Wednesday, October 14, 2009

MIgration News: Philippines

From Migration News

October 2009 Volume 16 Number 4

"Remittances to the Philippines rose to $8.5 billion in the first half of 2009, a surprise amid predictions that the global recession would reduce remittances. Labor Secretary Marianito Roque said: "our workers are getting jobs and sending home more money than ever. They are keeping the boat stable." Remittances are a seventh of GDP.

However, more Filipinos are discussing the social costs of sending workers abroad, including the reluctance of some in families that receive remittances to accept jobs in the Philippines.

Departing migrants pay a $25 fee to the Overseas Workers Welfare Administration to provide services in the event of death or illness abroad. The OWWA has posted staff in 38 sites abroad to provide services to migrants.

The Filipino ambassador to the UN between 2003 and 2007 was charged with abusing his household helper in New York. Lauro L. Baja Jr. brought Marichu Suarez Baoanan to New York in 2006; she charged that she was required to work more than 100 hours a week without pay. Baja, who disputes the charges, invoked diplomatic immunity, but a federal judge in June 2009 said that because Baoanan's duties were "unrelated to Baja's diplomatic functions," her suit could proceed.

A July 2008 Government Accountability Office report identified 42 cases of abuse of household help by foreign diplomats in the US over an eight-year period, but emphasized that there were likely more such cases.
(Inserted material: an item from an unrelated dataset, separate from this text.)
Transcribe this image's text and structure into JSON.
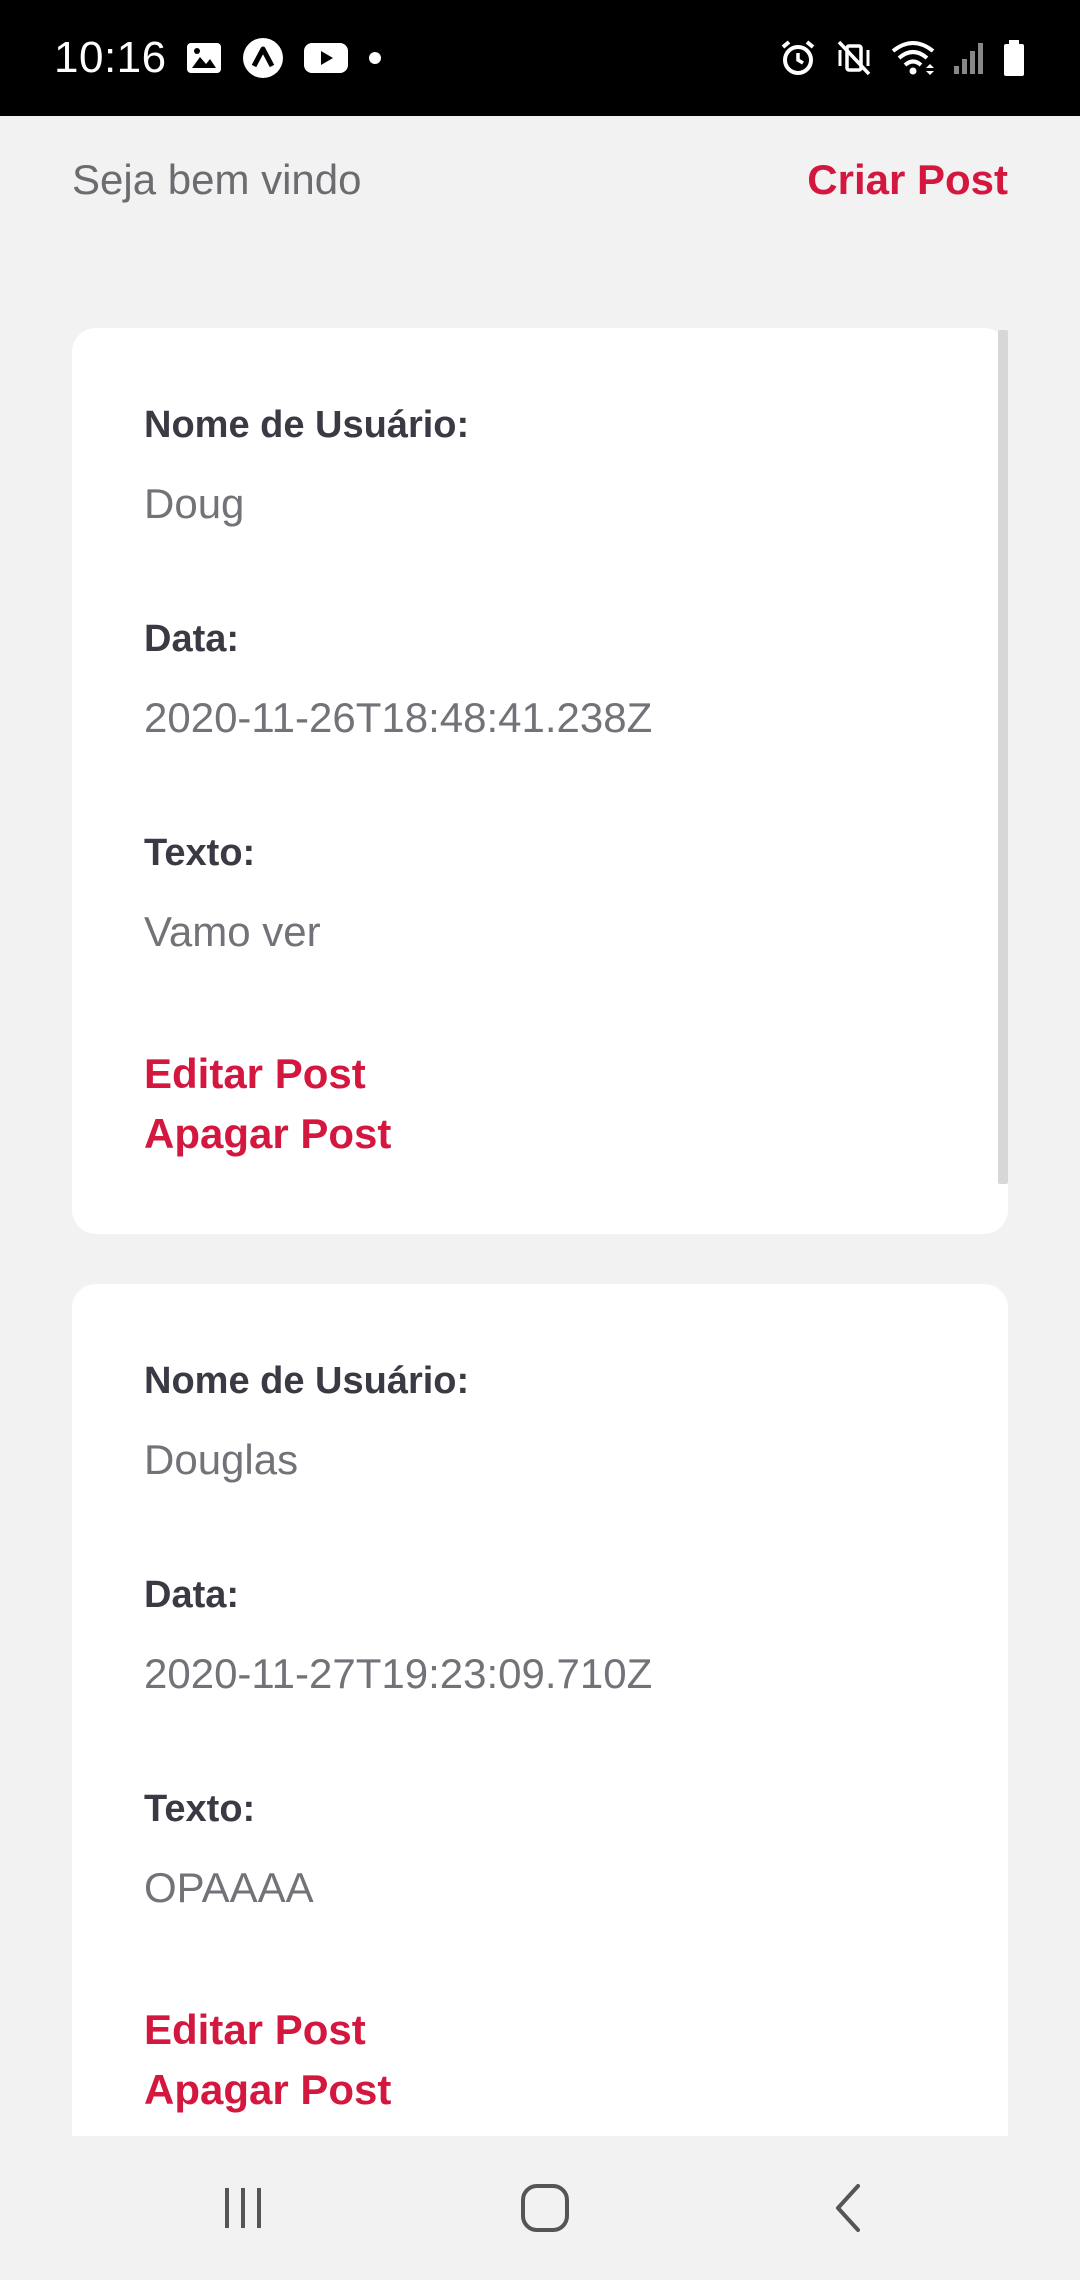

The GAO cited 19 trafficking investigations involving foreign diplomats from 2005 to 2008, but no indictments. The US Department of State has not yet revoked a diplomatic visa because of an abuse allegation.

Corazon Aquino, who replaced Ferdinand Marcos as president in 1986, died in August 2009, prompting reflections on the past 23 years of developments in the Philippines. Political instability continues. Since Aquino left office in 1992, there have been three presidential elections, two attempts at impeachment, two apparent attempts to stay in power through constitutional change, and one popular uprising that ousted an elected president and another that failed.

Some say that politics diverts attention from the country's economic problems, including poverty--30 percent of the 90 million residents are living below the poverty line."